Starting from version 3.2, Qumin allows to compute predictability measures using more advanced options, based on an implementation described in Bouton & Bonami (2026).
Warning
These advanced options are incompatible with N-predictor computations.
Token frequencies¶
Qumin allows to consider token frequencies at four different levels, which can be set using the pred.token_freq key:
Frequency of the patterns (
pred.token_freq.patterns): This makes a crucial change. In a situation of prediction, it amounts to consider that the most important pattern is not the one that is instanciated by the most lexemes, but the one which is instanciated by the most frequent pairs of forms.Frequency of the predictor classes (
pred.token_freq.predictors): This only plays a role when computing the average predictability for a pair of cells. It gives more weights to those classes of words that are the most frequent, instead of those that contain the most lexemes.Frequency of overabundant cellmates (
pred.token_freq.predictors, defaults toTrue): see below.
Frequency of the cells (
pred.token_freq.cells): This only plays a role when computing the average predictability of the paradigm. Weighting by the frequency of the cells gives more weight to pairs of cells that are frequently encountered.
For instance:
qumin action=pred pred.token_freq.predictors=True pred.token_freq.cells=True
Qumin will always try to find frequencies in the forms table, in the lexemes table, in the cells table, and in the frequencies table.
Probability of success¶
Guzmán Naranjo (2020) introduced the idea that predictability relations can be assessed by measuring the probability of success. Moreover, in most situations, probability of success and entropy give a similar picture of the system.

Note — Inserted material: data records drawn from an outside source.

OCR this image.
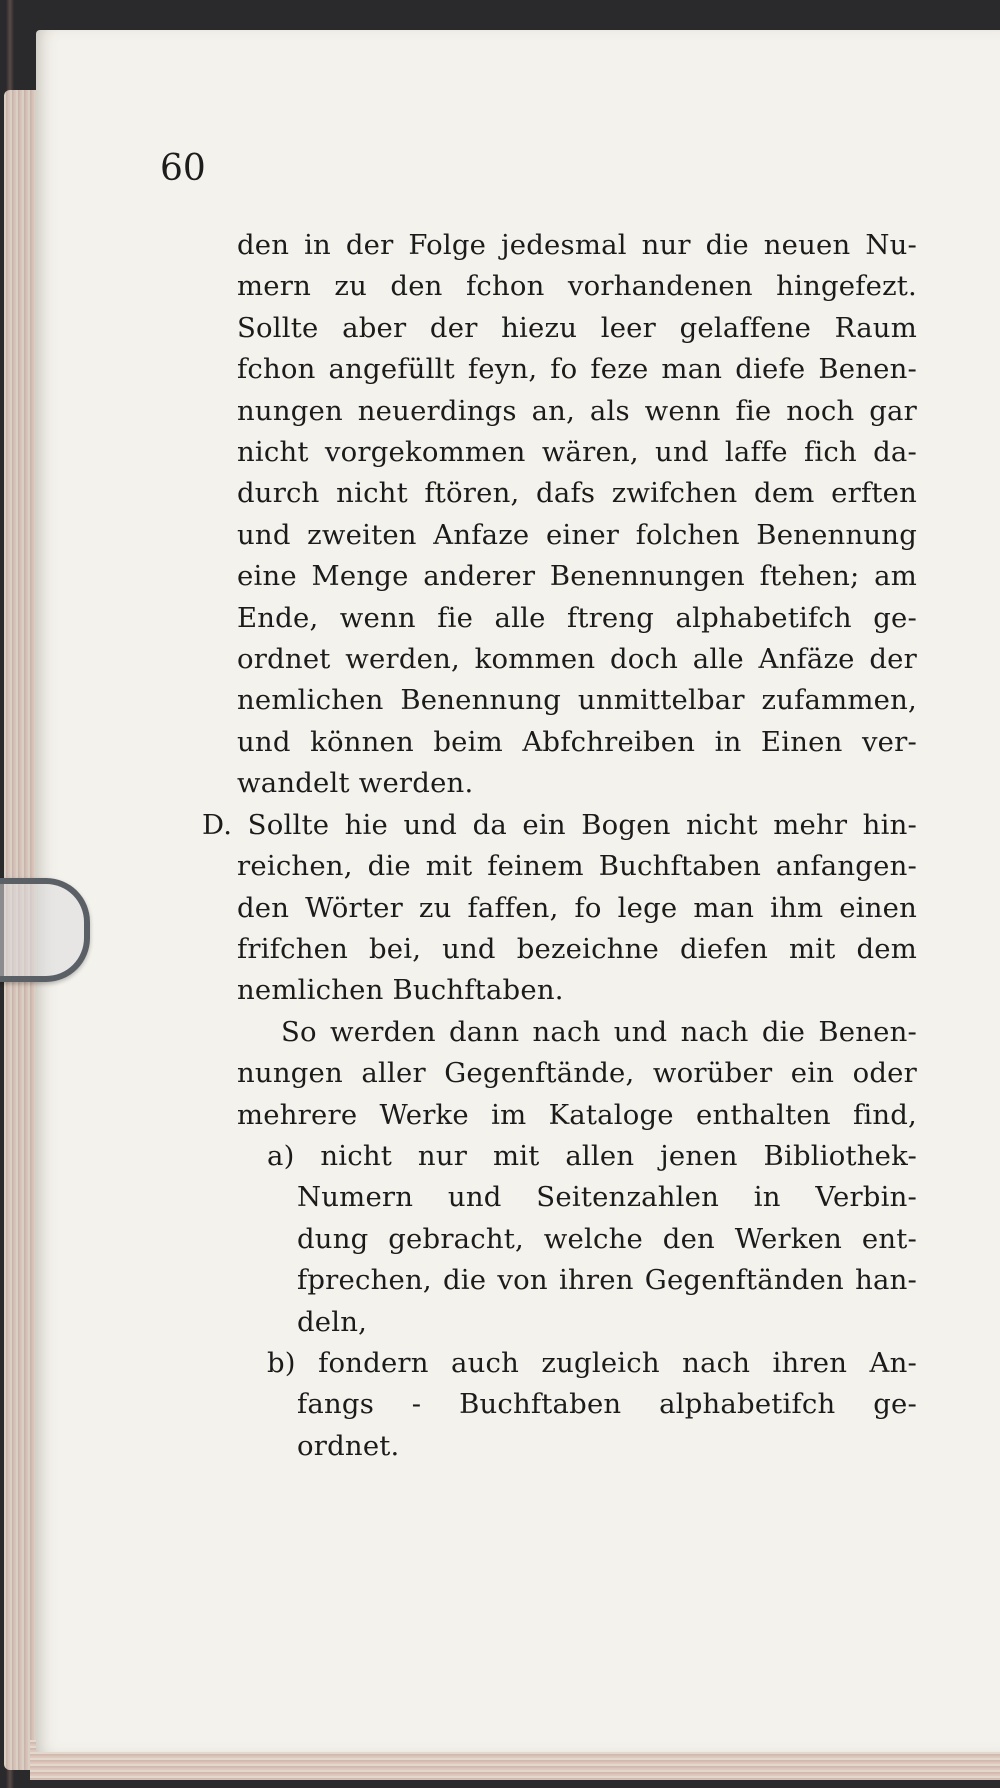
60
den in der Folge jedesmal nur die neuen Nu-
mern zu den fchon vorhandenen hingefezt.
Sollte aber der hiezu leer gelaffene Raum
fchon angefüllt feyn, fo feze man diefe Benen-
nungen neuerdings an, als wenn fie noch gar
nicht vorgekommen wären, und laffe fich da-
durch nicht ftören, dafs zwifchen dem erften
und zweiten Anfaze einer folchen Benennung
eine Menge anderer Benennungen ftehen; am
Ende, wenn fie alle ftreng alphabetifch ge-
ordnet werden, kommen doch alle Anfäze der
nemlichen Benennung unmittelbar zufammen,
und können beim Abfchreiben in Einen ver-
wandelt werden.
D. Sollte hie und da ein Bogen nicht mehr hin-
reichen, die mit feinem Buchftaben anfangen-
den Wörter zu faffen, fo lege man ihm einen
frifchen bei, und bezeichne diefen mit dem
nemlichen Buchftaben.
So werden dann nach und nach die Benen-
nungen aller Gegenftände, worüber ein oder
mehrere Werke im Kataloge enthalten find,
a) nicht nur mit allen jenen Bibliothek-
Numern und Seitenzahlen in Verbin-
dung gebracht, welche den Werken ent-
fprechen, die von ihren Gegenftänden han-
deln,
b) fondern auch zugleich nach ihren An-
fangs - Buchftaben alphabetifch ge-
ordnet.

Starting from version 3.2, Qumin’s default behaviour is to compute both entropy and probability of success for every computation.
Overabundance¶
Overabundance refers to the situation where a lexeme has more than one form in a given paradigm cell. Conditional entropy is highly sensitive to situations of overabundance, except when weighted with form-level frequencies (pred.token_freq.overabundant=True). For this reason, take the following principles into account when running computations on overabundant paradigms:
If no form-level frequencies are available, the probability of success is more informative than the entropy. The entropy is interesting too, but it has a very different meaning.

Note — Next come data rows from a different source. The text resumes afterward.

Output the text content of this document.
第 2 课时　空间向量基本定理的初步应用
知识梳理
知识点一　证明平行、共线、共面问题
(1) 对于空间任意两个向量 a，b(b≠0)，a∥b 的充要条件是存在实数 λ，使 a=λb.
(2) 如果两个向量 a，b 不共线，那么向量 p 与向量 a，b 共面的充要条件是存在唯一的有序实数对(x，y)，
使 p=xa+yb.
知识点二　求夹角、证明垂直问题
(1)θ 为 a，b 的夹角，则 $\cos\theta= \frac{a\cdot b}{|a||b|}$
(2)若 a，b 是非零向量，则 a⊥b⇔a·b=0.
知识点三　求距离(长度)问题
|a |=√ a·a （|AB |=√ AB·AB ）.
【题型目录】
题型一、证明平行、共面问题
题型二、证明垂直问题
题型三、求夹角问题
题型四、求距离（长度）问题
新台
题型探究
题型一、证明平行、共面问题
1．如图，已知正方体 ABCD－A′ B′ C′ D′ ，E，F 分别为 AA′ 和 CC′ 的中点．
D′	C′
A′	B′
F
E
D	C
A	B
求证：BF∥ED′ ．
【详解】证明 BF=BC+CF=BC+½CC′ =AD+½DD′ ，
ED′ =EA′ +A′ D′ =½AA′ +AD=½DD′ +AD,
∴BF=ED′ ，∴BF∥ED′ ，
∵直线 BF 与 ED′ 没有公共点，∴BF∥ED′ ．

If form-level frequencies are available, entropy and probability tend to give a similar picture. Enable form-level token frequencies as follows:
qumin action=pred data=<my.package.json> pred.token_freq.overabundant=True
When form-level frequencies are available, it is recommended to set this keyword on True.
Tip
For more explanations on the theoretical and mathematical background behind these implementations, please refer to the following paper: Bouton & Bonami (2026).